We live in a world that is so interconnected despite the vastness of distances between every continent, country, and town to the other.  One basic reason for our connection is that we are all human. We may speak different languages, have diverse cultures and practices, but we are intuitively the same: we are humans.

This is the thread that binds us together despite the many different experiences they may have defined our ideologies, and preferences. Somebody born in the Himalayas is not necessarily different from the one born in Northern Ireland. They may each have very different outlook and perspective on life, but essentially the expectation the same: everyone wants to live happy, find meaning and enjoy their life on earth. Why should anyone be denied these basic rights?

To live as though others do not exist or that they do not matter is a crime on the right to live. When we discriminate against another tribe, ethnicity, religion, preference, and class –we deny others the right to enjoy their life in peace. When we utter hurtful words that kill the spirit of another, we deny them the right to a wholesome existence. We can no longer pretend that these things do not matter. Else, we pretend that we are an island to ourselves, and others do not exist.

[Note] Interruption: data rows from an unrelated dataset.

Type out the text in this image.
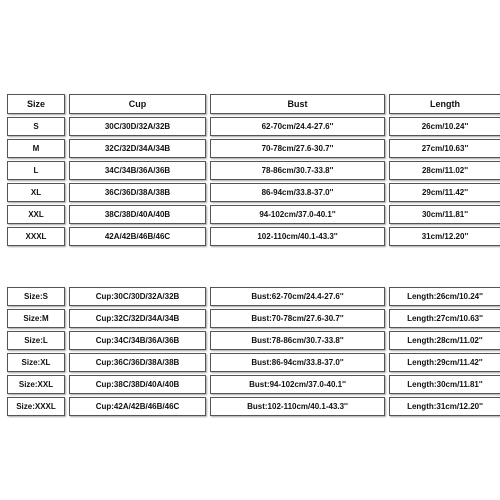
Size	Cup	Bust	Length
S	30C/30D/32A/32B	62-70cm/24.4-27.6''	26cm/10.24''
M	32C/32D/34A/34B	70-78cm/27.6-30.7''	27cm/10.63''
L	34C/34B/36A/36B	78-86cm/30.7-33.8''	28cm/11.02''
XL	36C/36D/38A/38B	86-94cm/33.8-37.0''	29cm/11.42''
XXL	38C/38D/40A/40B	94-102cm/37.0-40.1''	30cm/11.81''
XXXL	42A/42B/46B/46C	102-110cm/40.1-43.3''	31cm/12.20''
Size:S	Cup:30C/30D/32A/32B	Bust:62-70cm/24.4-27.6''	Length:26cm/10.24''
Size:M	Cup:32C/32D/34A/34B	Bust:70-78cm/27.6-30.7''	Length:27cm/10.63''
Size:L	Cup:34C/34B/36A/36B	Bust:78-86cm/30.7-33.8''	Length:28cm/11.02''
Size:XL	Cup:36C/36D/38A/38B	Bust:86-94cm/33.8-37.0''	Length:29cm/11.42''
Size:XXL	Cup:38C/38D/40A/40B	Bust:94-102cm/37.0-40.1''	Length:30cm/11.81''
Size:XXXL	Cup:42A/42B/46B/46C	Bust:102-110cm/40.1-43.3''	Length:31cm/12.20''
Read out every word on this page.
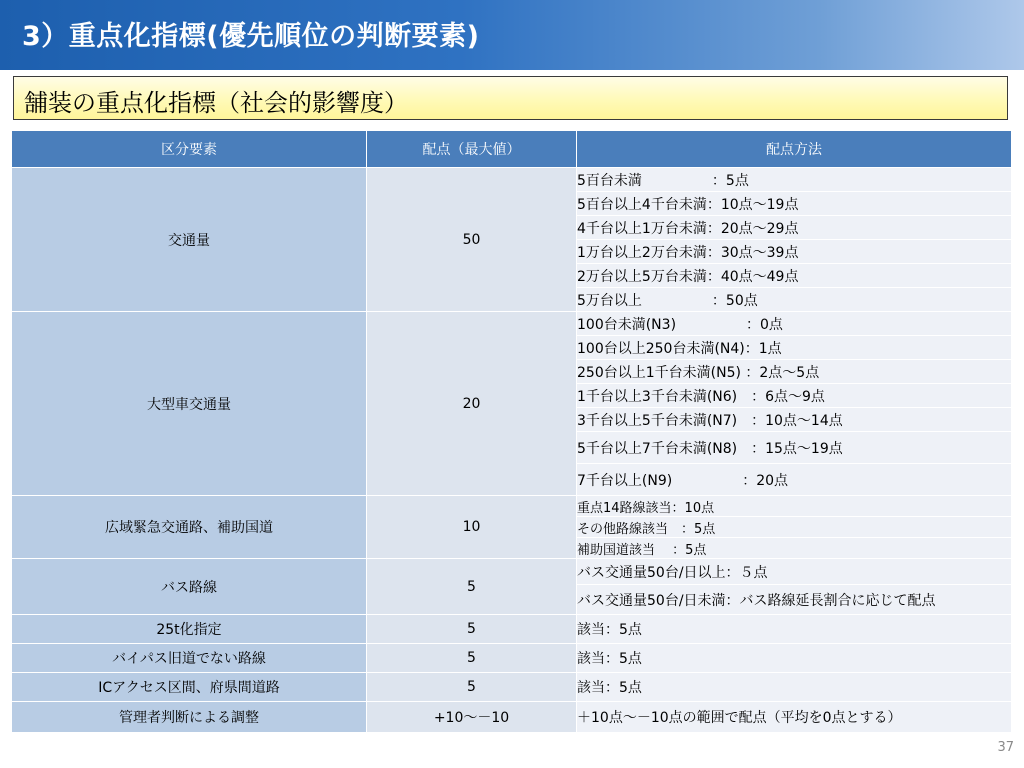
3）重点化指標(優先順位の判断要素)
舗装の重点化指標（社会的影響度）
区分要素	配点（最大値）	配点方法
交通量	50	5百台未満　　　　　：5点
		5百台以上4千台未満：10点～19点
		4千台以上1万台未満：20点～29点
		1万台以上2万台未満：30点～39点
		2万台以上5万台未満：40点～49点
		5万台以上　　　　　：50点
大型車交通量	20	100台未満(N3)　　　　　：0点
		100台以上250台未満(N4)：1点
		250台以上1千台未満(N5) ：2点～5点
		1千台以上3千台未満(N6)　：6点～9点
		3千台以上5千台未満(N7)　：10点～14点
		5千台以上7千台未満(N8)　：15点～19点
		7千台以上(N9)　　　　　：20点
広域緊急交通路、補助国道	10	重点14路線該当：10点
		その他路線該当　：5点
		補助国道該当　 ：5点
バス路線	5	バス交通量50台/日以上：５点
		バス交通量50台/日未満：バス路線延長割合に応じて配点
25t化指定	5	該当：5点
バイパス旧道でない路線	5	該当：5点
ICアクセス区間、府県間道路	5	該当：5点
管理者判断による調整	+10～－10	＋10点～－10点の範囲で配点（平均を0点とする）
37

This should be the narrative: we are humans, and every life matter. There is an evil under the sun beyond the evil of those who perpetuate acts of discrimination, intolerance and hate crimes. There is the evil of nonchalance. When we see that intolerance, discrimination and hate crimes are filling the airwaves, social media, our communities, and institution, and yet do nothing –we also are perpetuating the continuum of evil. This is an evil in itself.

Education is by far the greatest legacy we can bequeath to the next generation of leaders, policy makers, fathers, mothers, and citizens of the world. Education – far beyond the walls of the classroom – is the strongest seed for an all-inclusive future where we are more tolerant. Education has taken the world from the caveman days to where we are today. Some might argue that education has done more harm than good. Maybe because we are a more knowledgeable society, a better informed people who know their rights and can fight for it. Nonetheless, where would we have been without education? In the dark and scratching stones for light. In fear, and killing twins based on superstitions. In ignorance, and living from hand to mouth. Education does far more good than bad.

Our young people need to be taught the lessons of tolerance. We need to engage the narrative in our school curriculums, school clubs, and extra-curricular activities.  We need to equip our teachers with the right communication materials for transferring the message of tolerance. The first step to coming out of nonchalance is embracing every form of activism that promote peace and tolerance. Education for tolerance should aim at countering influences that lead to fear and exclusion of others, and should help young people develop capacities for independent judgement, critical thinking and ethical reasoning.

We must creatively employ the existing structures in our institution and family to teach the lessons of tolerance and peace, and to curb the rise of intolerance, discrimination and hate crimes. Younger children can be taught not to bully, use curse words, and discriminate based on gender, class or intelligence.